Friday, December 16, 2011

The Winter Solstice by John Matthews

Title: The Winter Solstice: The Sacred Traditions of Christmas
Author: John Matthews
Publication Date: 1998
Length: 241 pages

The Winter Solstice is a non-fiction book that examines the major traditions and symbols associated with the Winter Solstice and Christmas, and goes into great detail about their history and meaning. Major topics include Santa Claus, the evergreen tree, and the Child of Wonder (ie. Jesus, Mithras, the Sun).

I'm very picky about non-fiction, as it easily gets too long and dry for my liking, but this book passed the test. It's broken up into short, easily digestable sections, with lots of pictures, and I felt like it didn't have a lot of filler, even though it's pretty long.

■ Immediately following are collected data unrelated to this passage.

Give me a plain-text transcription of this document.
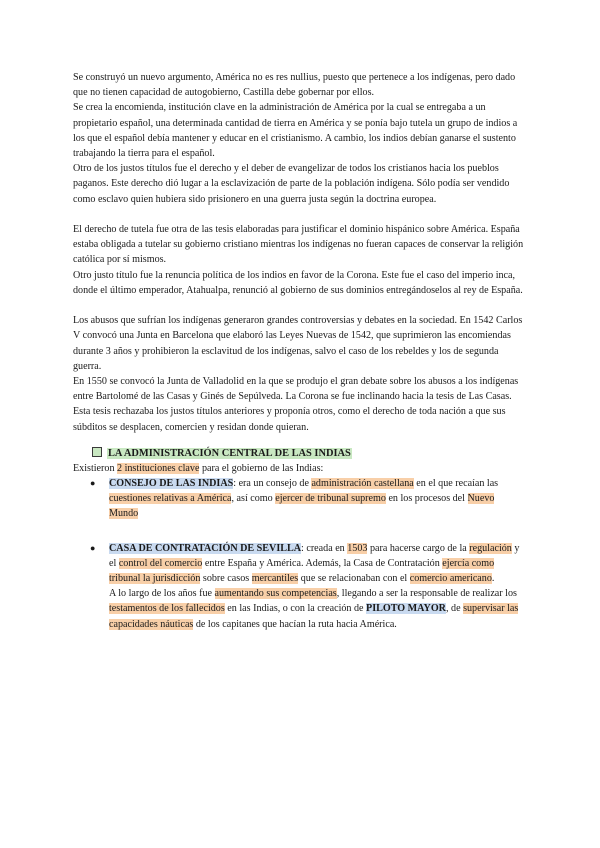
Se construyó un nuevo argumento, América no es res nullius, puesto que pertenece a los indígenas, pero dado que no tienen capacidad de autogobierno, Castilla debe gobernar por ellos.

Se crea la encomienda, institución clave en la administración de América por la cual se entregaba a un propietario español, una determinada cantidad de tierra en América y se ponía bajo tutela un grupo de indios a los que el español debía mantener y educar en el cristianismo. A cambio, los indios debían ganarse el sustento trabajando la tierra para el español.

Otro de los justos títulos fue el derecho y el deber de evangelizar de todos los cristianos hacia los pueblos paganos. Este derecho dió lugar a la esclavización de parte de la población indígena. Sólo podía ser vendido como esclavo quien hubiera sido prisionero en una guerra justa según la doctrina europea.

El derecho de tutela fue otra de las tesis elaboradas para justificar el dominio hispánico sobre América. España estaba obligada a tutelar su gobierno cristiano mientras los indígenas no fueran capaces de conservar la religión católica por sí mismos.

Otro justo título fue la renuncia política de los indios en favor de la Corona. Este fue el caso del imperio inca, donde el último emperador, Atahualpa, renunció al gobierno de sus dominios entregándoselos al rey de España.

Los abusos que sufrían los indígenas generaron grandes controversias y debates en la sociedad. En 1542 Carlos V convocó una Junta en Barcelona que elaboró las Leyes Nuevas de 1542, que suprimieron las encomiendas durante 3 años y prohibieron la esclavitud de los indígenas, salvo el caso de los rebeldes y los de segunda guerra.

En 1550 se convocó la Junta de Valladolid en la que se produjo el gran debate sobre los abusos a los indígenas entre Bartolomé de las Casas y Ginés de Sepúlveda. La Corona se fue inclinando hacia la tesis de Las Casas. Esta tesis rechazaba los justos títulos anteriores y proponía otros, como el derecho de toda nación a que sus súbditos se desplacen, comercien y residan donde quieran.

LA ADMINISTRACIÓN CENTRAL DE LAS INDIAS

Existieron 2 instituciones clave para el gobierno de las Indias:

● CONSEJO DE LAS INDIAS: era un consejo de administración castellana en el que recaían las cuestiones relativas a América, así como ejercer de tribunal supremo en los procesos del Nuevo Mundo
● CASA DE CONTRATACIÓN DE SEVILLA: creada en 1503 para hacerse cargo de la regulación y el control del comercio entre España y América. Además, la Casa de Contratación ejercía como tribunal la jurisdicción sobre casos mercantiles que se relacionaban con el comercio americano.
A lo largo de los años fue aumentando sus competencias, llegando a ser la responsable de realizar los testamentos de los fallecidos en las Indias, o con la creación de PILOTO MAYOR, de supervisar las capacidades náuticas de los capitanes que hacían la ruta hacia América.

I think this book is especially good for people who celebrate both the Solstice and Christmas due to upbringing, family compromises, etc. It really shows you how similar the two holidays are, since Christmas essentially developed from the Winter Solstice celebrations. I also think it's great for people who are celebrating on their own or just with their own families, who don't have a large community to practice their traditions with. The book really left me with the feeling that I am perfectly capable of celebrating the passing of the seasons with just what I have in my own home.

Overall, I recommend this to anyone who celebrates the Winter Solstice, as well as to anyone who celebrates Christmas and wants to know more about its history (though that depends on your taste, as there are probably more Christian-aimed books that do this).